Monday, September 29, 2008

T5B5: This is your Dick on Drugs


This Texas team is slowly getting harder and harder to write anything negative about. Especially against a team as sucktacular as Arkansas. Did  some SEC official neglect to tell Casey Dick and the rest of Arkansas that SEC teams aren't supposed to gobble copious amounts of man-meat? 


Top Five
1. Colt "your Dick looks like a munch-kin" McCoy: Dude, you better not be setting me up for another heart smashing a la 2006. 
2. Jordan "your Dick went straight to DVD" Shipley: Please run faster. Seriously, being open by ONLY 5 yards is totally unacceptable. He reminds me of a glass Ferrari; he's fast as hell but I'm always worried he is going to break.
3. John "your Dick, a Fruit Roll-up" Gold: I just want you to know that you are living my freaking dream right now. I would kill a small infant dressed like a bunny to have the opportunity to be a college punter.

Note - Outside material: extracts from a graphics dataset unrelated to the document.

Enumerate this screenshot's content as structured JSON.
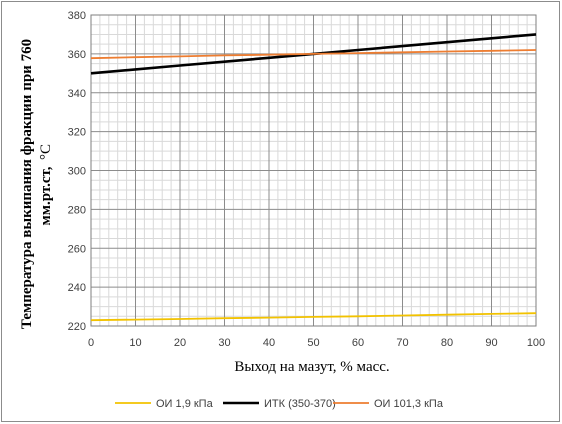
{
  "chart_data": {
    "type": "line",
    "xlabel": "Выход на мазут, % масс.",
    "ylabel": "Температура выкипания фракции при 760 мм.рт.ст, °С",
    "ylabel_line1": "Температура выкипания фракции при 760",
    "ylabel_line2": "мм.рт.ст,",
    "ylabel_unit": "°С",
    "xlim": [
      0,
      100
    ],
    "ylim": [
      220,
      380
    ],
    "x_ticks": [
      0,
      10,
      20,
      30,
      40,
      50,
      60,
      70,
      80,
      90,
      100
    ],
    "y_ticks": [
      220,
      240,
      260,
      280,
      300,
      320,
      340,
      360,
      380
    ],
    "grid": true,
    "legend_position": "bottom",
    "series": [
      {
        "name": "ОИ 1,9 кПа",
        "color": "#f2c200",
        "x": [
          0,
          10,
          20,
          30,
          40,
          50,
          60,
          70,
          80,
          90,
          100
        ],
        "values": [
          223,
          223.3,
          223.6,
          224,
          224.3,
          224.7,
          225,
          225.4,
          225.8,
          226.2,
          226.6
        ]
      },
      {
        "name": "ИТК (350-370)",
        "color": "#000000",
        "x": [
          0,
          10,
          20,
          30,
          40,
          50,
          60,
          70,
          80,
          90,
          100
        ],
        "values": [
          350,
          352,
          354,
          356,
          358,
          360,
          362,
          364,
          366,
          368,
          370
        ]
      },
      {
        "name": "ОИ 101,3 кПа",
        "color": "#ed7d31",
        "x": [
          0,
          10,
          20,
          30,
          40,
          50,
          60,
          70,
          80,
          90,
          100
        ],
        "values": [
          357.8,
          358.3,
          358.7,
          359.2,
          359.6,
          360,
          360.4,
          360.8,
          361.2,
          361.6,
          362
        ]
      }
    ]
  }
}
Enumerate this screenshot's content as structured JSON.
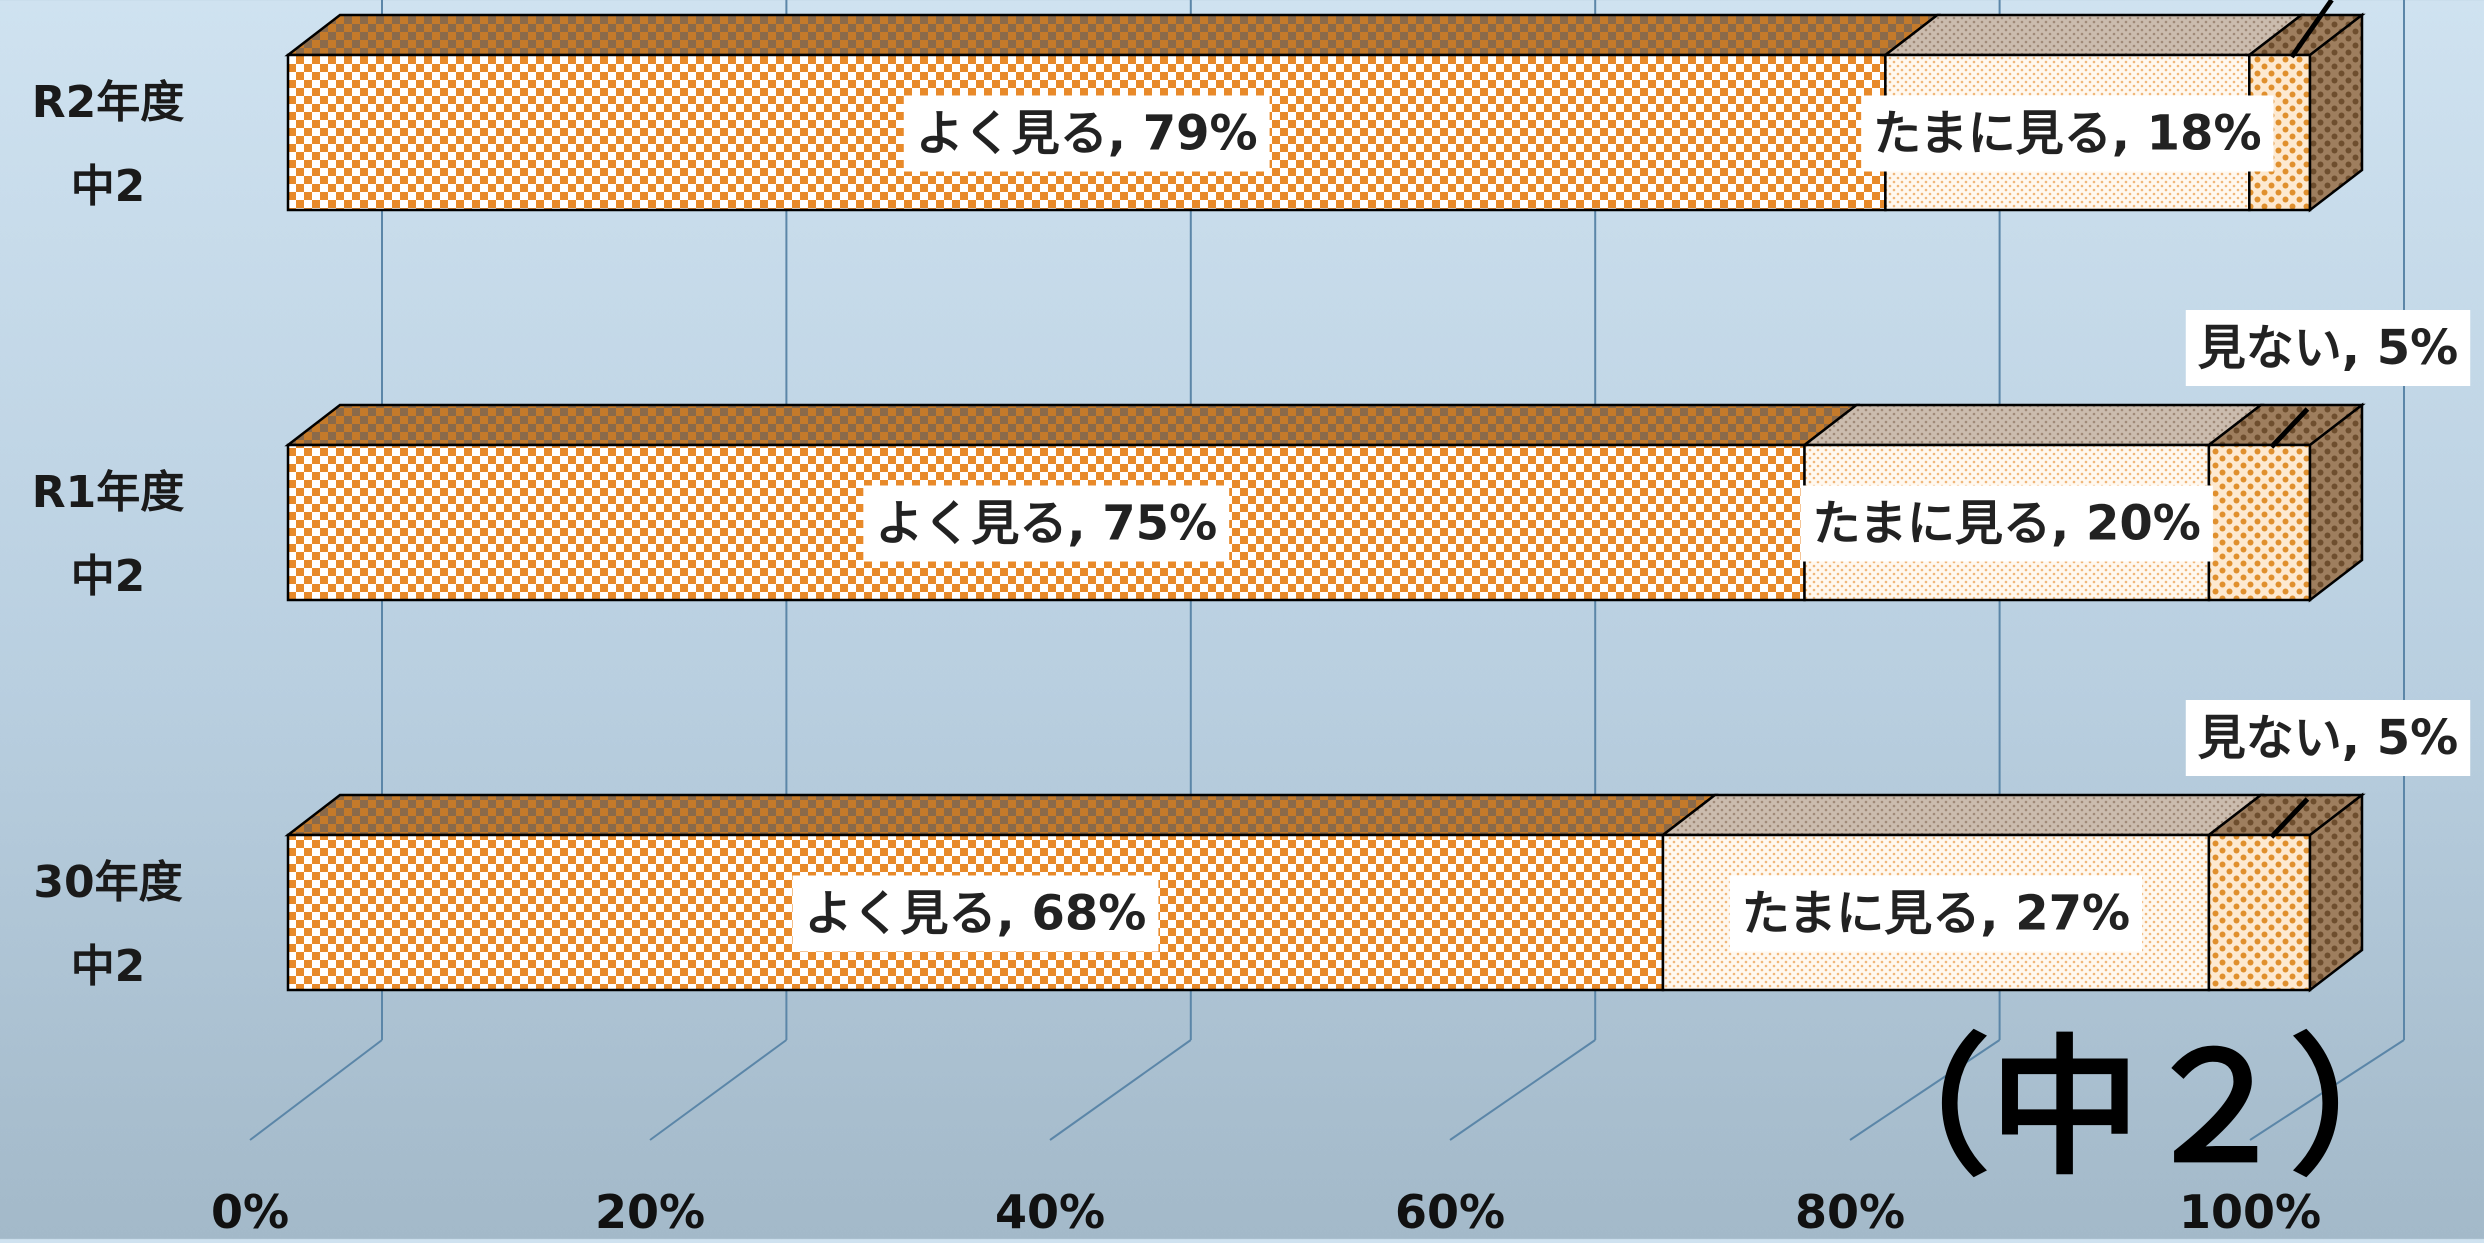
{
  "chart_data": {
    "type": "bar",
    "orientation": "horizontal",
    "stacked": "percent",
    "style": "3d",
    "categories": [
      "R2年度\n中2",
      "R1年度\n中2",
      "30年度\n中2"
    ],
    "series": [
      {
        "name": "よく見る",
        "values": [
          79,
          75,
          68
        ]
      },
      {
        "name": "たまに見る",
        "values": [
          18,
          20,
          27
        ]
      },
      {
        "name": "見ない",
        "values": [
          3,
          5,
          5
        ]
      }
    ],
    "data_labels": [
      [
        "よく見る, 79%",
        "たまに見る, 18%",
        ""
      ],
      [
        "よく見る, 75%",
        "たまに見る, 20%",
        "見ない, 5%"
      ],
      [
        "よく見る, 68%",
        "たまに見る, 27%",
        "見ない, 5%"
      ]
    ],
    "x_ticks": [
      "0%",
      "20%",
      "40%",
      "60%",
      "80%",
      "100%"
    ],
    "xlim": [
      0,
      100
    ],
    "grid": true,
    "annotation": "（中２）",
    "colors": {
      "frequent": "#e88a2a",
      "sometimes": "#f4c89a",
      "never": "#e0902e",
      "outline": "#000000",
      "gridline": "#5b86a8",
      "label_bg": "#ffffff"
    }
  }
}
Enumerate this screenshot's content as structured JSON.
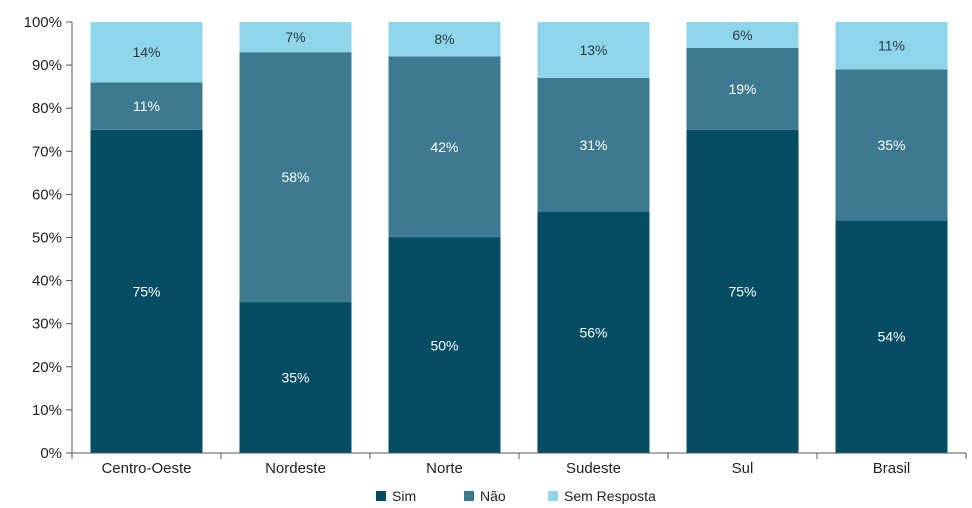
{
  "chart_data": {
    "type": "bar",
    "stacked": true,
    "categories": [
      "Centro-Oeste",
      "Nordeste",
      "Norte",
      "Sudeste",
      "Sul",
      "Brasil"
    ],
    "series": [
      {
        "name": "Sim",
        "color": "#054d63",
        "values": [
          75,
          35,
          50,
          56,
          75,
          54
        ],
        "labels": [
          "75%",
          "35%",
          "50%",
          "56%",
          "75%",
          "54%"
        ]
      },
      {
        "name": "Não",
        "color": "#3d7a90",
        "values": [
          11,
          58,
          42,
          31,
          19,
          35
        ],
        "labels": [
          "11%",
          "58%",
          "42%",
          "31%",
          "19%",
          "35%"
        ]
      },
      {
        "name": "Sem Resposta",
        "color": "#8fd5ea",
        "values": [
          14,
          7,
          8,
          13,
          6,
          11
        ],
        "labels": [
          "14%",
          "7%",
          "8%",
          "13%",
          "6%",
          "11%"
        ]
      }
    ],
    "ylim": [
      0,
      100
    ],
    "yticks": [
      "0%",
      "10%",
      "20%",
      "30%",
      "40%",
      "50%",
      "60%",
      "70%",
      "80%",
      "90%",
      "100%"
    ],
    "grid": false,
    "legend_position": "bottom",
    "colors": {
      "axis": "#555555",
      "text": "#222222",
      "label_light": "#ffffff",
      "label_dark": "#2b3a40"
    }
  }
}
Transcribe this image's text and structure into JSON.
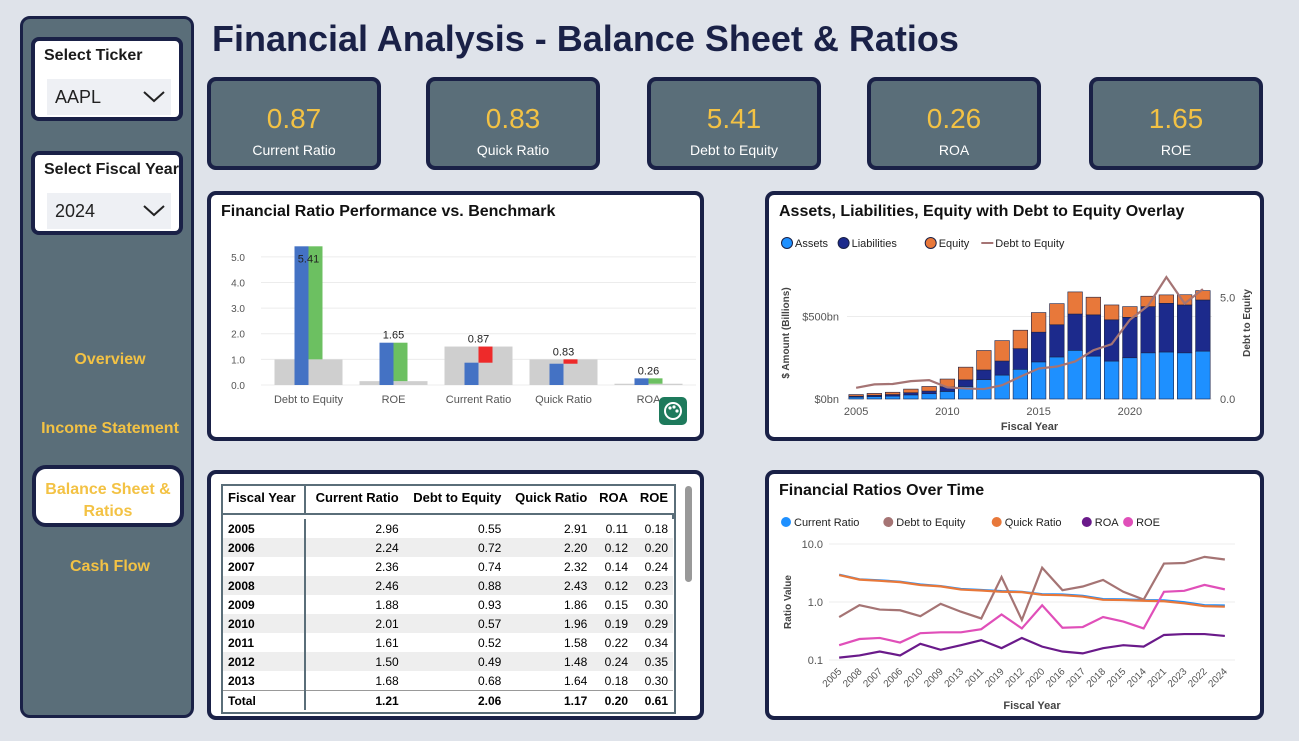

Not a kicker, because then I might be called upon to win a close game, but a punter so that I can be a part of the team with minimal God-given athletic talent.
4. 25 "we got Dicks like Jesus" Defensive Players registered a stat in this game. Actual conversation with the poor guy sitting next to me at the game:

Him: Do you have any idea who Clark Ford is?
Me: *Hiccup* I don't give a shit about Arkansas players.
His small child: He's on the Longhorns, stupid.

Sorry Clark, I now know who you are, as well as about your three tackles and one QB hurry so far this season (in two games). 
5. 52-10 X 3. I truly believe that John Chiles has a crippling case of OCD that has caused him to purposely turn the ball over in each of the last two games in order to ensure that the final score ends up 52-10. I'm cool with it though, so please continue to do whatever it takes to keep that going for a while. 

Bottom Five
1. Arkansas: Danger. After four poor performances in a row you are no longer having bad games, but are actually a bad team. Better luck next year. Unfortunately for us, we are going to have to wait another week to learn anything about our beloved team. 11 rushing yards? Really? How is Rice the best team we have played so far.
2. UNT: Based on the football transitive property I just made up, Colt and the Sunshine Band would beat this team by 99 points. The Nerd Herd beat the Mean Green 77-20, scoring 56 points before half time. I feel like the U.N. should have intervened at some point. 
3. Texas A&M: I have a lot of  hurt pent up inside of me from the two consecutive loses to the Aggies that I am ready to release in the form of a club upon their baby-seal-heads. My theory is that the reason A&M is blundering their way towards a very painful season is that Mike Sherman knows that his only chance to stick around as head coach is to beat Texas; spending every single practice preparing to play us.
4. Army: You couldn't even beat the worst A&M team I have ever seen. You represent the entire U.S. military, how are you not better?!
5. The Big XII North: Way to have only one undefeated team. And two more total loses than the Big XII South. And you only have one quarterback in the top five Heisman hopefuls, suckas.